Selon Pierre Rigoulot, spécialiste de la Corée du Nord [^2], le camp « concentre tous les aspects de la réalité nord-coréenne ». Mais cette histoire montre que « des choses peuvent changer » dans « les failles du système totalitaire ».

La Corée du Nord est un exemple unique de dictature « totale ». La caste dirigeante, très restreinte, est presque exclusivement composée de descendants des partisans de Kim Il-Sung pendant la guerre de Corée. Eux seuls profitent des maigres bénéfices du régime. Pour les autres, ce sont les travaux aux champs ou dans les rares usines, la malnutrition et l’une des espérances de vie les plus faibles du monde. Shin appartient à la classe la plus basse. Il est issu d’une liaison « autorisée » entre deux détenus politiques.

Descendant de « traîtres », il aurait dû toute sa vie racheter les fautes de ses ancêtres par le travail, les coups et les privations. L’intérêt de son récit est donc aussi psychologique. Comment se construit un être qui a d’abord perçu sa propre mère comme « une rivale dans la lutte » pour la nourriture, avant de la haïr, puis de la dénoncer, et ses codétenus comme des mouchards potentiels ? Comment appréhende-t-il le monde extérieur, lui dont le seul horizon était la clôture du camp ? Il répond que ce ne sont pas les gratte-ciel illuminés de Séoul qui l’ont le plus marqué, mais de voir pour la première fois « des Nord-Coréens rire ».

Dans ce contexte, l’idée d’une fuite n’a pu germer que par des rencontres, ces « failles » dont parle Rigoulot. La première, ce sera un détenu croisé dans les cachots où on les soumet à la torture : il soignera Shin et lui parlera de « viande grillée ». La seconde, près de dix ans plus tard, cet homme avec qui il travaillera et qui lui fera suffisamment confiance pour lui soumettre un projet d’évasion. Pour Blaine Harden, ce parcours confirme ce que les rescapés des camps nazis et de nombreux chercheurs ont compris : « L’unité de base de la survie est le binôme, pas l’individu. » D’où l’acharnement du système nord-coréen à briser toute solidarité horizontale.
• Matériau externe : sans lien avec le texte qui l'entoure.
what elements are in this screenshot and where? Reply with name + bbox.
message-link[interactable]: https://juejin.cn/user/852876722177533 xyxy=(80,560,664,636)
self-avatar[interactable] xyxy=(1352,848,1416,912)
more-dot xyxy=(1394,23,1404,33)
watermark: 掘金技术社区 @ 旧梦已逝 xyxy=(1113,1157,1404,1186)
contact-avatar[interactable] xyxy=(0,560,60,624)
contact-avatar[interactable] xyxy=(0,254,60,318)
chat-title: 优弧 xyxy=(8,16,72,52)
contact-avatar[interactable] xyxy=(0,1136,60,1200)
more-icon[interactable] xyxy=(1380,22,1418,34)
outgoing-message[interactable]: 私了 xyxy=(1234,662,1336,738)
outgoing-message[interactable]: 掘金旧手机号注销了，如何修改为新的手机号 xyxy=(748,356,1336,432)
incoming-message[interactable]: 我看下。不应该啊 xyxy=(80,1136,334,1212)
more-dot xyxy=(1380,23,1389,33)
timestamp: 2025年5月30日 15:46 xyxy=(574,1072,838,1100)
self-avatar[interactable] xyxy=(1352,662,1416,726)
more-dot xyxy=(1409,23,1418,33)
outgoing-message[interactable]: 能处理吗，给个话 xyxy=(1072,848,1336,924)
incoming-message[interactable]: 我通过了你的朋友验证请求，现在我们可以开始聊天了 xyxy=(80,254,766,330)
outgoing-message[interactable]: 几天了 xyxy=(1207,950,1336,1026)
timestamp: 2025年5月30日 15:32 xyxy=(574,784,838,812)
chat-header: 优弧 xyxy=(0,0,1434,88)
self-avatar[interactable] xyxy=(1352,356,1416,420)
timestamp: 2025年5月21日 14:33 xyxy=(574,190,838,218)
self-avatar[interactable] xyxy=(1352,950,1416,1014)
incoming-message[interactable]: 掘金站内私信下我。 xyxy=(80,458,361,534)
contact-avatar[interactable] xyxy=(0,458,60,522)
Pour autant, Shin ne se « sent pas libre ». La haine et la faim qui l’ont poussé à la fuite se sont transformées en culpabilité. Il dit souvent penser à ceux qu’il a laissés derrière lui et semble s’en vouloir d’être parti pour de « mauvaises raisons », davantage pour la « viande grillée » que pour la liberté. Ses amis et soutiens se félicitent pourtant que, depuis la parution du livre, le récit de Shin Dong-hyuk ait déjà fait bouger les choses. La Cour pénale internationale de La Haye s’est saisie de la question des camps nord-coréens, et la prise de conscience pénètre aussi bien le Congrès américain et l’ONU que la presse internationale.

On estime à plus de 200 000 le nombre de Nord-Coréens internés dans des camps, visibles sur Google Maps. Plus de 20 000 personnes ont pu passer en Corée du Sud ces douze dernières années. Toutes ont le plus grand mal à s’adapter à la vie occidentalisée et beaucoup présentent des profils paranoïaques. Un bien triste augure de ce que représentera la réintégration des 23 millions de Nord-Coréens lorsque le régime finira par tomber, ce qui reste un cas de figure encore lointain. Malgré un assouplissement récent, le pays est « socialement atomisé ».

Shin, lui, continue d’alerter le monde sur la situation. Malgré ses difficultés à envisager son avenir, il dit « ne pas avoir peur » et apprécie chaque découverte. Les spécialités culinaires de tous les pays, mais aussi que l’on puisse« être capable d’altruisme ».

[^2]: Auteur avec Kang Chol-hwan des Aquariums de Pyongyang, Robert Laffont, 2000.